The way he spoke to the teacher was every kind of inappropriate, but also sort of funny.


She feels the familiar pull as she's talking to Rick on the phone and she can barely hear what he's saying. The field of tall grass, the smell of the earth after a rainfall, the sound of chirping birds mingled with radio signals from the hips of police officers, the exhaustion of searching and searching but turning up nothing yet having the gut feeling that she's really, really close.

She has to say it out loud:

"I am not staying."


Somehow, she's failed to realize that he'd probably never seen a body before.
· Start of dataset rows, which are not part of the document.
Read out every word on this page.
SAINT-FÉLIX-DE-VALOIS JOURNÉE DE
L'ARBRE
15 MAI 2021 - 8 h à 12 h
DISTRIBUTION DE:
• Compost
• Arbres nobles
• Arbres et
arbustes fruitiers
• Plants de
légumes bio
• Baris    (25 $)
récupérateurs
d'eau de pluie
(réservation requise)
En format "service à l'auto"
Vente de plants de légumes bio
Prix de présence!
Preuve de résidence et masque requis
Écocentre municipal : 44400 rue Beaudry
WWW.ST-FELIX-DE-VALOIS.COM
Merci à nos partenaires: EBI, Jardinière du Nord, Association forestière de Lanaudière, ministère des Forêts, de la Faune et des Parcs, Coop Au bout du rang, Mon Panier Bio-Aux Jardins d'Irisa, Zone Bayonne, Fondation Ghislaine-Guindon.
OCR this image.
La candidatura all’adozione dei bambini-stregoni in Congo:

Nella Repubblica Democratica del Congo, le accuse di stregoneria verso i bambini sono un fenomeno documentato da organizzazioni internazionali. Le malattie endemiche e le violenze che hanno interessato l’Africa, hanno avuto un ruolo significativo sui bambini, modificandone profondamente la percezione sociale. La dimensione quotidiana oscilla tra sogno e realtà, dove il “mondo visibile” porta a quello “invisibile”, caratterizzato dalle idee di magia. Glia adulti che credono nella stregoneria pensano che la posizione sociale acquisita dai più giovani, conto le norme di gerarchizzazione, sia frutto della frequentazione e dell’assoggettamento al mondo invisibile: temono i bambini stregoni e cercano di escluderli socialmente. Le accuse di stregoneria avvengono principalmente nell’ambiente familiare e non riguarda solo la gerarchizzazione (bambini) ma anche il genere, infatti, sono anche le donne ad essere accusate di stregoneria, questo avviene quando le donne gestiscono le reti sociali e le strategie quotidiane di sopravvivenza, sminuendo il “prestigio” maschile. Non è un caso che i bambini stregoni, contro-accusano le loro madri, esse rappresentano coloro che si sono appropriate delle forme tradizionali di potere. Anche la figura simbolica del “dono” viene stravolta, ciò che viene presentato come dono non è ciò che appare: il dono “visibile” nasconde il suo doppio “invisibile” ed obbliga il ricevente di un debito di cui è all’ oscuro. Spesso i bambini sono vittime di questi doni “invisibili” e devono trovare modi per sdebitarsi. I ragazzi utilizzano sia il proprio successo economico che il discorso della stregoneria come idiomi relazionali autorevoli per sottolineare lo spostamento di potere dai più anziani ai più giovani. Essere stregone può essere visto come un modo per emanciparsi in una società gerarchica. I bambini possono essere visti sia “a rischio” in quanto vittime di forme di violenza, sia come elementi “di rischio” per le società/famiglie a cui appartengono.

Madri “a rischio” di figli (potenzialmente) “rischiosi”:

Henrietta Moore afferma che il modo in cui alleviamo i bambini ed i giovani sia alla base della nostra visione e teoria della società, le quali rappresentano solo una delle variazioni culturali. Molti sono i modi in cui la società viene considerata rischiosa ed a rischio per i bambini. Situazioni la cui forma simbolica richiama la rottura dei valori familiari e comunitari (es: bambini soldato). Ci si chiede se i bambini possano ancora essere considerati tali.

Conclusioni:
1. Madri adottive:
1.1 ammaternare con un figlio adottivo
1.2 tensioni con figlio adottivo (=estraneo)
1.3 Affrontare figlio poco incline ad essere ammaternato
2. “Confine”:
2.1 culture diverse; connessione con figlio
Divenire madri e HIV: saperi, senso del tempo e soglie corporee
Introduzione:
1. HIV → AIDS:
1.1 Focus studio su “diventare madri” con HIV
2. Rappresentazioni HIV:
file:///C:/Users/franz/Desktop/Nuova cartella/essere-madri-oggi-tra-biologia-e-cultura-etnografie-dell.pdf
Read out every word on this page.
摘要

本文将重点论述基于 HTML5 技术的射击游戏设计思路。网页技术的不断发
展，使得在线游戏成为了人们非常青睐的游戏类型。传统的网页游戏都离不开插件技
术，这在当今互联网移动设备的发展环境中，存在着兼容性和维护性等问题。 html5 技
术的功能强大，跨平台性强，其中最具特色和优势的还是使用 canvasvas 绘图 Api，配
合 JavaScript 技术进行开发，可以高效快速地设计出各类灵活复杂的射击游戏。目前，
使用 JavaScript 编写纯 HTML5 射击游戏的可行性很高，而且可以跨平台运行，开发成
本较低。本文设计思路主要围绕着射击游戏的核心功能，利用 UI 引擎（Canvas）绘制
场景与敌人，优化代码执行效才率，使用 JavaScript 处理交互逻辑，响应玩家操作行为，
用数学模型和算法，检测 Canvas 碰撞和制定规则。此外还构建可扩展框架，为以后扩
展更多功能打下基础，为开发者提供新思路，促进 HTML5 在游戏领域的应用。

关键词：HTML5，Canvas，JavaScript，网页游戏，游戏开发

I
The dead have become an unsettling norm for her and she forgets that not all police officers share this experience.

She sympathizes with his ability to stick it out when the trunk door is lifted and Rosie Larsen is revealed to them for the first time. He's stricken but resolute, and she's not sure if it's because he's still trying to impress her or if something else is at work.

He seems a little rattled when he sees the father, however.

Later she'll learn that Lieu wants her to stay until the end of the week, just to "see it through." She'll realize that her impromptu partner really did manage to learn the ropes on that first day, well enough, in fact, to cover some ground on his own in that unconventional way of his. She'll be glad to have some more time with this case but not without a little resentment at Oaks for baiting her.

And she'll find that it's in her best interest to cut the rookie some slack.